Pioneering pollen scientist Lucy Cranwell was hired as curator of botany at Auckland Museum in 1929, aged just 21. She collected around 4000 specimens while employed there, whilst also doing much research and fieldwork. This fieldwork with fellow botanist Lucy Moore – together they were known as the two Lucies – was the most extensive done so far by women in New Zealand.

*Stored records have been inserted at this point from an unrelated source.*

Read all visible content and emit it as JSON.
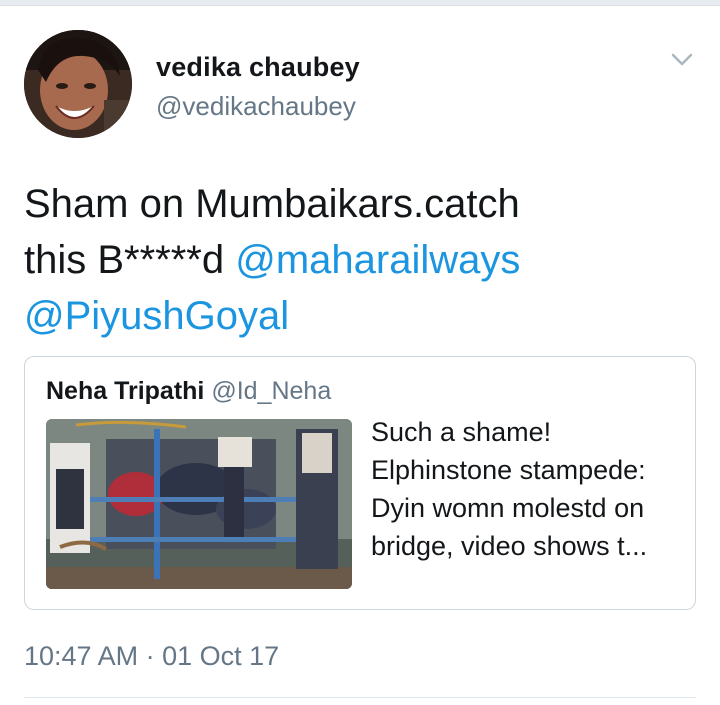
{
  "tweet": {
    "display_name": "vedika chaubey",
    "handle": "@vedikachaubey",
    "text_parts": {
      "line1": "Sham on Mumbaikars.catch",
      "line2_prefix": "this B*****d ",
      "mention1": "@maharailways",
      "mention2": "@PiyushGoyal"
    },
    "timestamp": "10:47 AM · 01 Oct 17"
  },
  "quoted": {
    "display_name": "Neha Tripathi",
    "handle": "@Id_Neha",
    "text": "Such a shame! Elphinstone stampede: Dyin womn molestd on bridge, video shows t..."
  },
  "icons": {
    "caret": "chevron-down-icon",
    "avatar": "user-avatar"
  },
  "colors": {
    "link": "#1b95e0",
    "secondary": "#657786",
    "border": "#ccd6dd"
  }
}
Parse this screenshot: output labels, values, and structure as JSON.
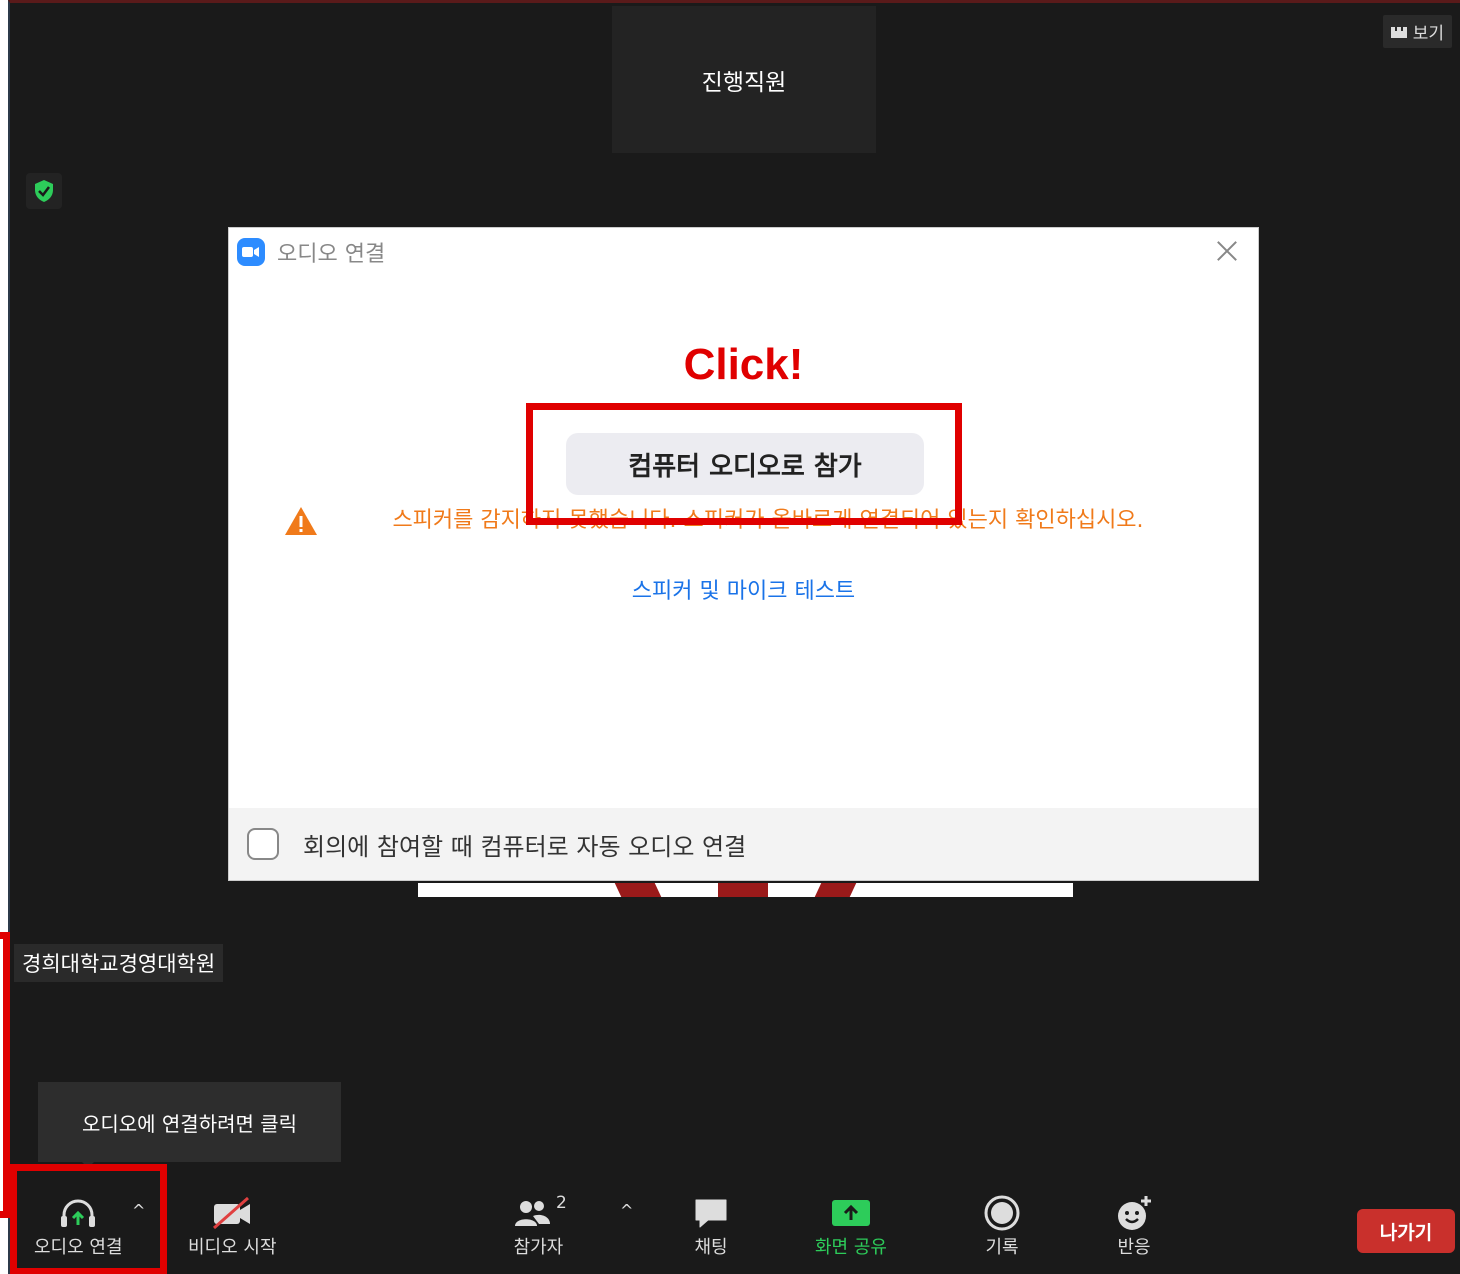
{
  "meeting": {
    "speaker_name": "진행직원",
    "view_label": "보기",
    "participant_name": "경희대학교경영대학원",
    "audio_tooltip": "오디오에 연결하려면 클릭"
  },
  "dialog": {
    "title": "오디오 연결",
    "annotation": "Click!",
    "join_button": "컴퓨터 오디오로 참가",
    "warning": "스피커를 감지하지 못했습니다. 스피커가 올바르게 연결되어 있는지 확인하십시오.",
    "test_link": "스피커 및 마이크 테스트",
    "auto_connect_label": "회의에 참여할 때 컴퓨터로 자동 오디오 연결"
  },
  "toolbar": {
    "audio": "오디오 연결",
    "video": "비디오 시작",
    "participants": "참가자",
    "participant_count": "2",
    "chat": "채팅",
    "share": "화면 공유",
    "record": "기록",
    "reactions": "반응",
    "leave": "나가기"
  },
  "colors": {
    "accent_blue": "#2d8cff",
    "share_green": "#2dcc5a",
    "warning_orange": "#f07a1a",
    "leave_red": "#c9302c",
    "highlight_red": "#e00000"
  }
}
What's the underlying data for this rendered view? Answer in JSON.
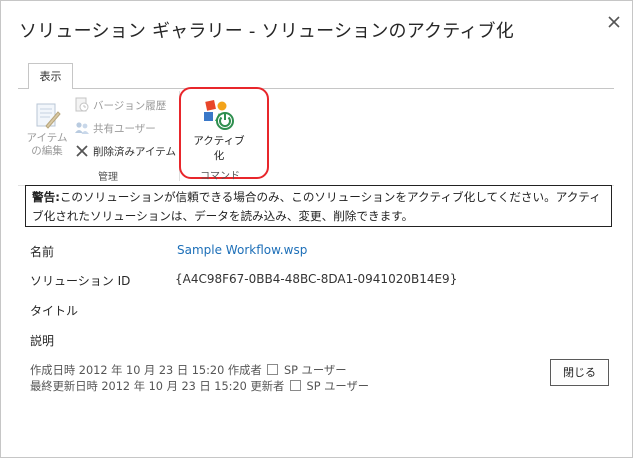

Through the 1930s Cranwell became more and more interested in bogs and when she travelled overseas she was invited to learn about pollen analysis, opening up a whole new field of New Zealand’s botanical past.1
During the Second World War Moore contributed to the war effort by preparing a pamphlet for downed airmen called 'Food is where you find it: a guide to emergency foods of the Western Pacific'. She moved to the United States and in 1954 became the first woman to receive the Royal Society Te Apārangi’s Hector Medal for her contributions to the advancement of plant science.2
Images: Cranwell's popular wartime booklet for downed airment (left) and the Hector medal (right).
1. ‘Lucy May Cranwell Smith MA DSc DSc(Hon) FLS FRSNZ’, Royal Society of New Zealand, 2000 Academy Yearbook.
2. John E. Martin, Illuminating Our World: 150 Years of the Royal Society Te Apārangi, 2017, p. 81.